While Claire spoke, her mother, as if mesmerized by her fury, sat looking at her with dilated eyes and a fixed face—a face too fixed to show anguish. Rather it was as if, with an intense, spellbound interest, she hung upon her daughter’s words, hardly feeling, hardly flinching before her insults, hardly conscious of each whip-like lash that struck her face to a more death-like whiteness. Now, drawing a breath that was almost a gasp, she leaned forward over the table, stretching her arms upon it and clasping her hands. “Claire, Claire!” she said, with a hurried, staccato utterance, “I see it all with your eyes—I understand. You have had something really dear taken from you—not love, perhaps, but a true friendship; that is so, isn’t it? He seems to have turned against you,—isn’t it so?—and through me. There is in you an anger that seems righteous to you. How cruel to have our best turned against us! I see all that. Ah, no, no! Let me speak to her!” For, Claire keeping the hardened insolence of her stare upon her, Damier, full of a passionate, protecting resentment, put his arm around her shoulders, took her hand. She threw off the hand, the arm, almost cruelly. “Let me speak to my child! Don’t come between us now—now when we may come together, she and I. Yes, Claire, he loves me,—you see it,—too much, perhaps, to be just to you, though he has been so just—more just than I have been, perhaps; he has been so truly your friend. But now I am just. I am your mother. I can understand. I love him, Claire, yes, I love him; but I understand you. I will never do anything to part us further—understand me! I will never marry him against your will. Oh, Claire, try to understand me—try to trust me—try to love me!” She rose to her feet, her face ardent with the upsurging of all her longing motherhood, its sudden flaming into desperate hope through the deep driftings of ashen hopelessness; and as if swayed forward by this flame of hope, this longing of love, this ardor, she leaned toward her child, stretched out her arms toward her face of heavy impassivity. At the gesture, at her mother’s last words, Claire’s impassivity flickered into a half-ironic, half-pitying smile. But she did not advance to the outstretched arms. Merely looking at her with this searing pity, she said:

“You would marry him to me if you could, wouldn’t you?—you would, as usual, sacrifice yourself to me; as usual, your radiance would shine against my dark. Poor, magnanimous Mamma! No, no, no!” She turned and walked up and down the room. “No, no! I am tired of all this—tired of you; and you are tired of me. You will marry Mr. Damier. Why not, after all? Don’t let scruples of conscience interfere, especially none on my account. It would not separate us: we are separated; we have always been separated, and that we are gives me no pain. But don’t expect me either to live with you when you are married, or to marry my antique lover and settle down to the respectable, tepid joys he offers me. No, and no again. I will not marry him. I leave the respectability to you two excellent people.” The glance she shot at them now as they stood together was pure irony. Her mother’s pale and beautiful face still kept its look of frozen appeal, as though, while she made the appeal, she had been shot through the heart. Its beauty seemed to sting Claire where the appeal did not touch, and, too, Damier’s look, bent on her with a quiet that defied her and all she signified, stung her, perhaps, more deeply.

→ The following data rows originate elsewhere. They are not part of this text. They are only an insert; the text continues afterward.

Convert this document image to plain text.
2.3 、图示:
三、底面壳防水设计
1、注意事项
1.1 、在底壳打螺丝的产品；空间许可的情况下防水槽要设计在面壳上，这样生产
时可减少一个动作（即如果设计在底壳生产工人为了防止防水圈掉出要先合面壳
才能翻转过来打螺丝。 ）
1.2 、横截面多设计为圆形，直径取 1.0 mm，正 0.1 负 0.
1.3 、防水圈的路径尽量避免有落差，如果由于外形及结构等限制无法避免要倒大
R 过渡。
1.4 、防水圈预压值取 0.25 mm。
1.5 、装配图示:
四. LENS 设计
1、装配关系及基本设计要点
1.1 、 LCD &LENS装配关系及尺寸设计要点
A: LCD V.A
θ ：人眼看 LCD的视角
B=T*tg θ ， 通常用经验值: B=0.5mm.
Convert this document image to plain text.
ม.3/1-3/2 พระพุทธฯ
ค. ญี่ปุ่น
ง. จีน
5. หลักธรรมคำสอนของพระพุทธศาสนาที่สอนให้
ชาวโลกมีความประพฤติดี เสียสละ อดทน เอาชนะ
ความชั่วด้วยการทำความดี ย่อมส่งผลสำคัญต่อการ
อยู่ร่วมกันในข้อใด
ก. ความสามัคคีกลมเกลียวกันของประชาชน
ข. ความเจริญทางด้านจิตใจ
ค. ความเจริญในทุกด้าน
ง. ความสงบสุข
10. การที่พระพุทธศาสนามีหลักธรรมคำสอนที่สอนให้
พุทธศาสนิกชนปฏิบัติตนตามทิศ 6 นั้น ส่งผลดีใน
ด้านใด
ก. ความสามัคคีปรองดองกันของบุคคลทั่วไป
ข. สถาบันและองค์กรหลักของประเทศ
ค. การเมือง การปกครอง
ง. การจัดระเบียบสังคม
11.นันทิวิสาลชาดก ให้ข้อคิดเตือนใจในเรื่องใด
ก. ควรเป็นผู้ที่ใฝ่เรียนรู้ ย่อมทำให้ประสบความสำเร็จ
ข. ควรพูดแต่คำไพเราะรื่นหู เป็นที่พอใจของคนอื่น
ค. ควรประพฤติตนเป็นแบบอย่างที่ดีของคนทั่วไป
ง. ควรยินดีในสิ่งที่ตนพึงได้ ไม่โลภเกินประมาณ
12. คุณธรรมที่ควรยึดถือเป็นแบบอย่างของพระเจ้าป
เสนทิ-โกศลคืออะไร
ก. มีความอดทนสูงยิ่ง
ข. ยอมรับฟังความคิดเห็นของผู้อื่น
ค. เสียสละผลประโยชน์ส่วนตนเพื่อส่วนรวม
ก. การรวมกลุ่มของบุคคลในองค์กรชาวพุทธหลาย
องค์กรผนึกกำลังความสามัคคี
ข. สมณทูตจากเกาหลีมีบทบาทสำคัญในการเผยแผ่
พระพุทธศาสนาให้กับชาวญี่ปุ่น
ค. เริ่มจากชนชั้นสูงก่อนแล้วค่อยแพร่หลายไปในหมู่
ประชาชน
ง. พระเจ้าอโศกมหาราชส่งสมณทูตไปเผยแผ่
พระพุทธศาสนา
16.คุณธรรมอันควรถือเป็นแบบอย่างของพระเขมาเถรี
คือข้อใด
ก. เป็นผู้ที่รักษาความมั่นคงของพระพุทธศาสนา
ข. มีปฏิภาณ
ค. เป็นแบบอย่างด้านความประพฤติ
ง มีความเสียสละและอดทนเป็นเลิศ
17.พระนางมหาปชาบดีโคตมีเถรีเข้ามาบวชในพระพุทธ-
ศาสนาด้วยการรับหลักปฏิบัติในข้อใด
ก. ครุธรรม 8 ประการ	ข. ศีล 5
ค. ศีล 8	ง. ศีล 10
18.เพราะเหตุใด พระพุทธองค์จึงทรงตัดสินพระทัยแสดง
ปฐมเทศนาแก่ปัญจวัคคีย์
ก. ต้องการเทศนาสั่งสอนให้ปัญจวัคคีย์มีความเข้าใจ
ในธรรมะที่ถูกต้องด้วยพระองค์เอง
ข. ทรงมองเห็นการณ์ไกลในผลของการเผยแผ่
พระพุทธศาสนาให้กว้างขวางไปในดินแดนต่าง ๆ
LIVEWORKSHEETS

“My poor chances can’t compete with yours, Mamma,” she muttered. “Let me tell you that despair becomes you.” She took up her hat.

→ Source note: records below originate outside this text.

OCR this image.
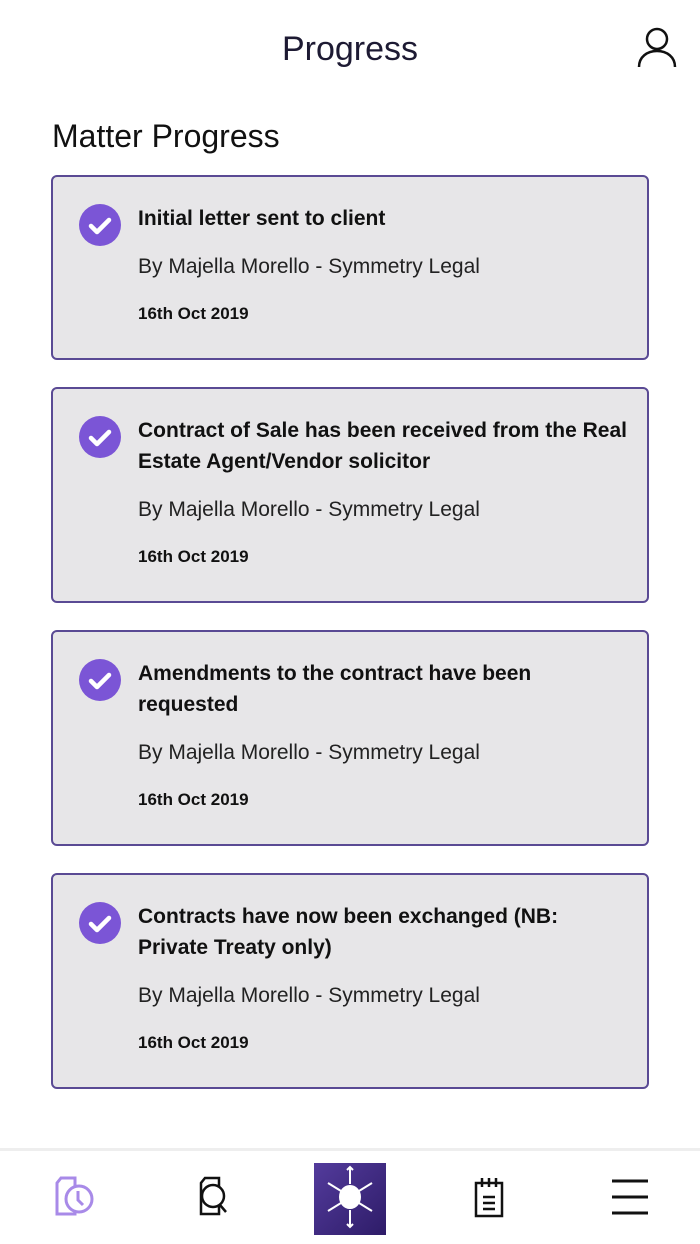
Progress
Matter Progress
Initial letter sent to client
By Majella Morello - Symmetry Legal
16th Oct 2019
Contract of Sale has been received from the Real Estate Agent/Vendor solicitor
By Majella Morello - Symmetry Legal
16th Oct 2019
Amendments to the contract have been requested
By Majella Morello - Symmetry Legal
16th Oct 2019
Contracts have now been exchanged (NB: Private Treaty only)
By Majella Morello - Symmetry Legal
16th Oct 2019
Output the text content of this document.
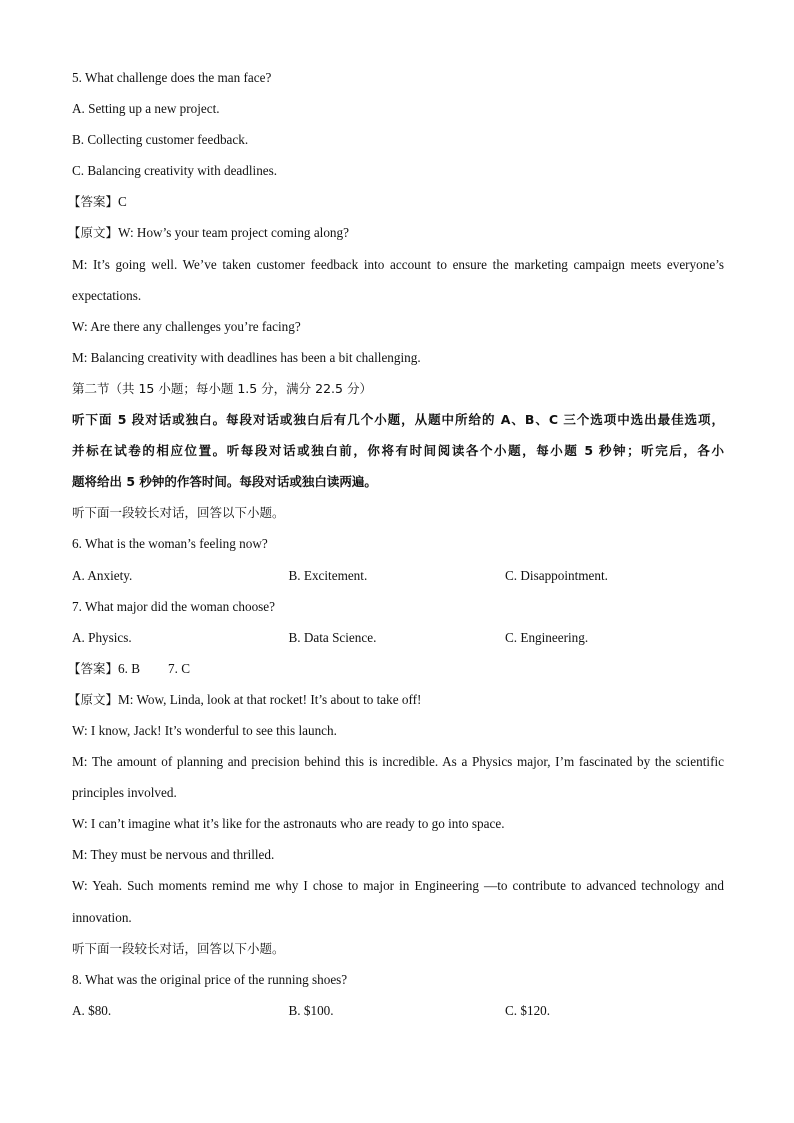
5. What challenge does the man face?
A. Setting up a new project.
B. Collecting customer feedback.
C. Balancing creativity with deadlines.
【答案】C
【原文】W: How’s your team project coming along?
M: It’s going well. We’ve taken customer feedback into account to ensure the marketing campaign meets everyone’s
expectations.
W: Are there any challenges you’re facing?
M: Balancing creativity with deadlines has been a bit challenging.
第二节（共 15 小题；每小题 1.5 分，满分 22.5 分）
听下面 5 段对话或独白。每段对话或独白后有几个小题，从题中所给的 A、B、C 三个选项中选出最佳选项，
并标在试卷的相应位置。听每段对话或独白前，你将有时间阅读各个小题，每小题 5 秒钟；听完后，各小
题将给出 5 秒钟的作答时间。每段对话或独白读两遍。
听下面一段较长对话，回答以下小题。
6. What is the woman’s feeling now?
A. Anxiety.	B. Excitement.	C. Disappointment.
7. What major did the woman choose?
A. Physics.	B. Data Science.	C. Engineering.
【答案】6. B 7. C
【原文】M: Wow, Linda, look at that rocket! It’s about to take off!
W: I know, Jack! It’s wonderful to see this launch.
M: The amount of planning and precision behind this is incredible. As a Physics major, I’m fascinated by the scientific
principles involved.
W: I can’t imagine what it’s like for the astronauts who are ready to go into space.
M: They must be nervous and thrilled.
W: Yeah. Such moments remind me why I chose to major in Engineering —to contribute to advanced technology and
innovation.
听下面一段较长对话，回答以下小题。
8. What was the original price of the running shoes?
A. $80.	B. $100.	C. $120.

“Where are you going, Claire?” Madame Vicaud asked in her dead voice.

“Don’t be alarmed. Not to the Seine. I am going to a tea with Mrs. Wallingham. I shall be back to dinner. You will admit me?”

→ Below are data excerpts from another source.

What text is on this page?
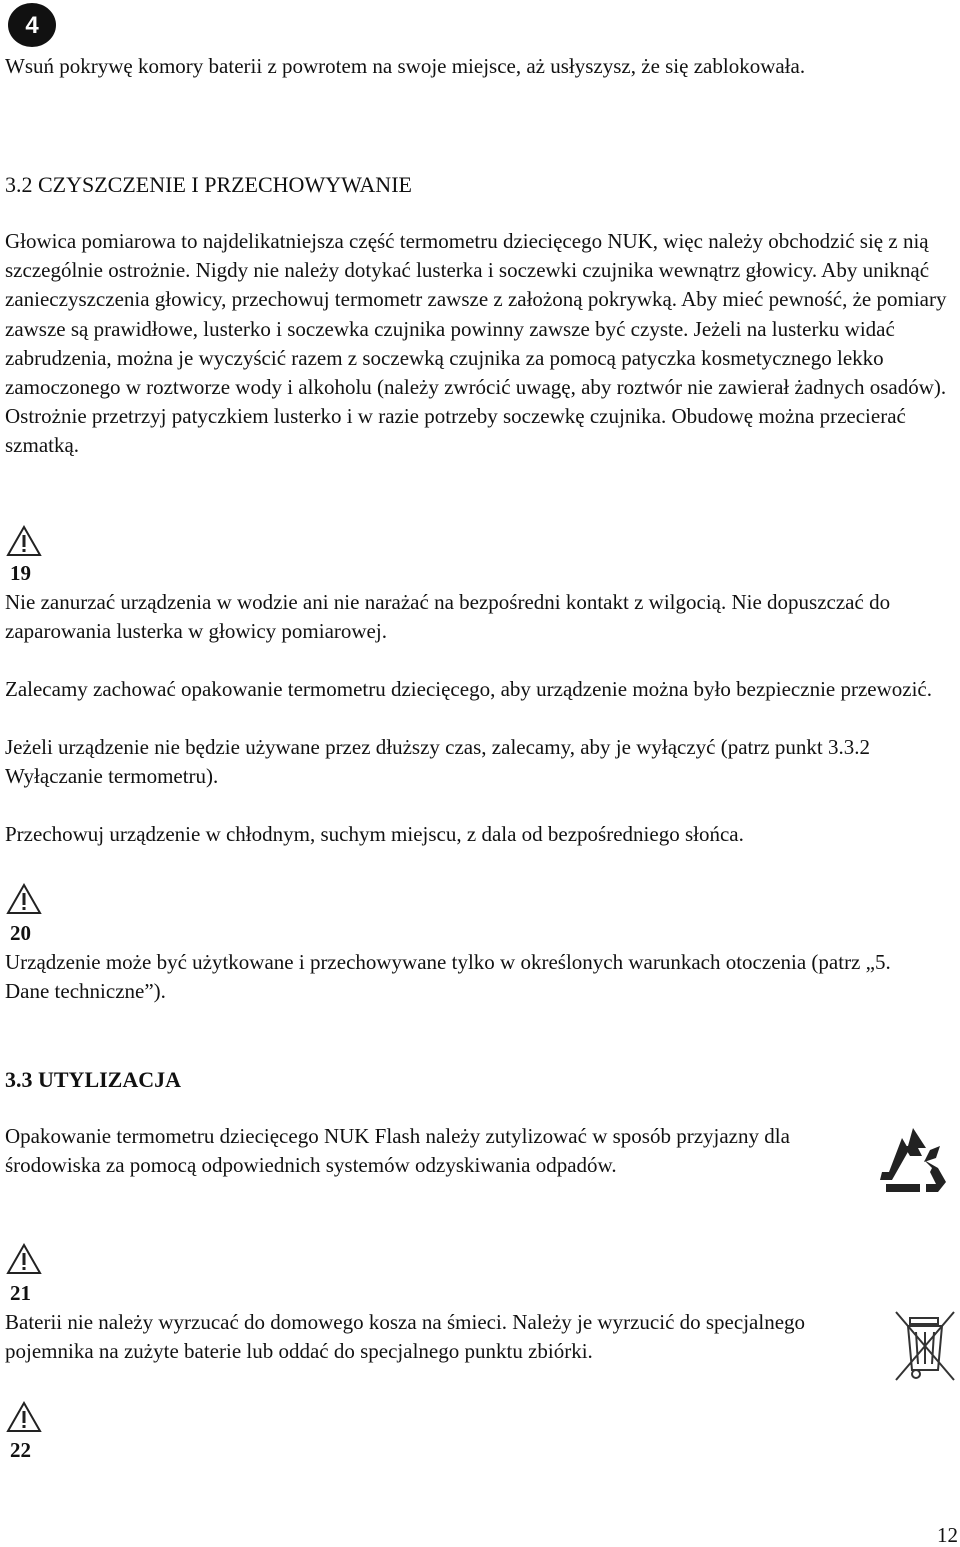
4

Wsuń pokrywę komory baterii z powrotem na swoje miejsce, aż usłyszysz, że się zablokowała.

3.2 CZYSZCZENIE I PRZECHOWYWANIE

Głowica pomiarowa to najdelikatniejsza część termometru dziecięcego NUK, więc należy obchodzić się z nią szczególnie ostrożnie. Nigdy nie należy dotykać lusterka i soczewki czujnika wewnątrz głowicy. Aby uniknąć zanieczyszczenia głowicy, przechowuj termometr zawsze z założoną pokrywką. Aby mieć pewność, że pomiary zawsze są prawidłowe, lusterko i soczewka czujnika powinny zawsze być czyste. Jeżeli na lusterku widać zabrudzenia, można je wyczyścić razem z soczewką czujnika za pomocą patyczka kosmetycznego lekko zamoczonego w roztworze wody i alkoholu (należy zwrócić uwagę, aby roztwór nie zawierał żadnych osadów). Ostrożnie przetrzyj patyczkiem lusterko i w razie potrzeby soczewkę czujnika. Obudowę można przecierać szmatką.

19

Nie zanurzać urządzenia w wodzie ani nie narażać na bezpośredni kontakt z wilgocią. Nie dopuszczać do zaparowania lusterka w głowicy pomiarowej.

Zalecamy zachować opakowanie termometru dziecięcego, aby urządzenie można było bezpiecznie przewozić.

Jeżeli urządzenie nie będzie używane przez dłuższy czas, zalecamy, aby je wyłączyć (patrz punkt 3.3.2 Wyłączanie termometru).

Przechowuj urządzenie w chłodnym, suchym miejscu, z dala od bezpośredniego słońca.

20

Urządzenie może być użytkowane i przechowywane tylko w określonych warunkach otoczenia (patrz „5. Dane techniczne”).

3.3 UTYLIZACJA

Opakowanie termometru dziecięcego NUK Flash należy zutylizować w sposób przyjazny dla środowiska za pomocą odpowiednich systemów odzyskiwania odpadów.

21

Baterii nie należy wyrzucać do domowego kosza na śmieci. Należy je wyrzucić do specjalnego pojemnika na zużyte baterie lub oddać do specjalnego punktu zbiórki.

22
12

“I shall always admit you.”

“Good.” Claire was putting in her hat-pins before the mirror. “That is reassuring. Console her, Mr. Damier. Try to atone to her for me—bad as I am, I am sure that you can do so. Ah, I don’t harmonize with a love-scene!—it was one I interrupted, I suppose. Let me take my baseness—my vileness—from before you.” Her hand on the door, she paused, fixing a last look upon them; then, with a short laugh, she said, “Accept my blessing,” and was gone.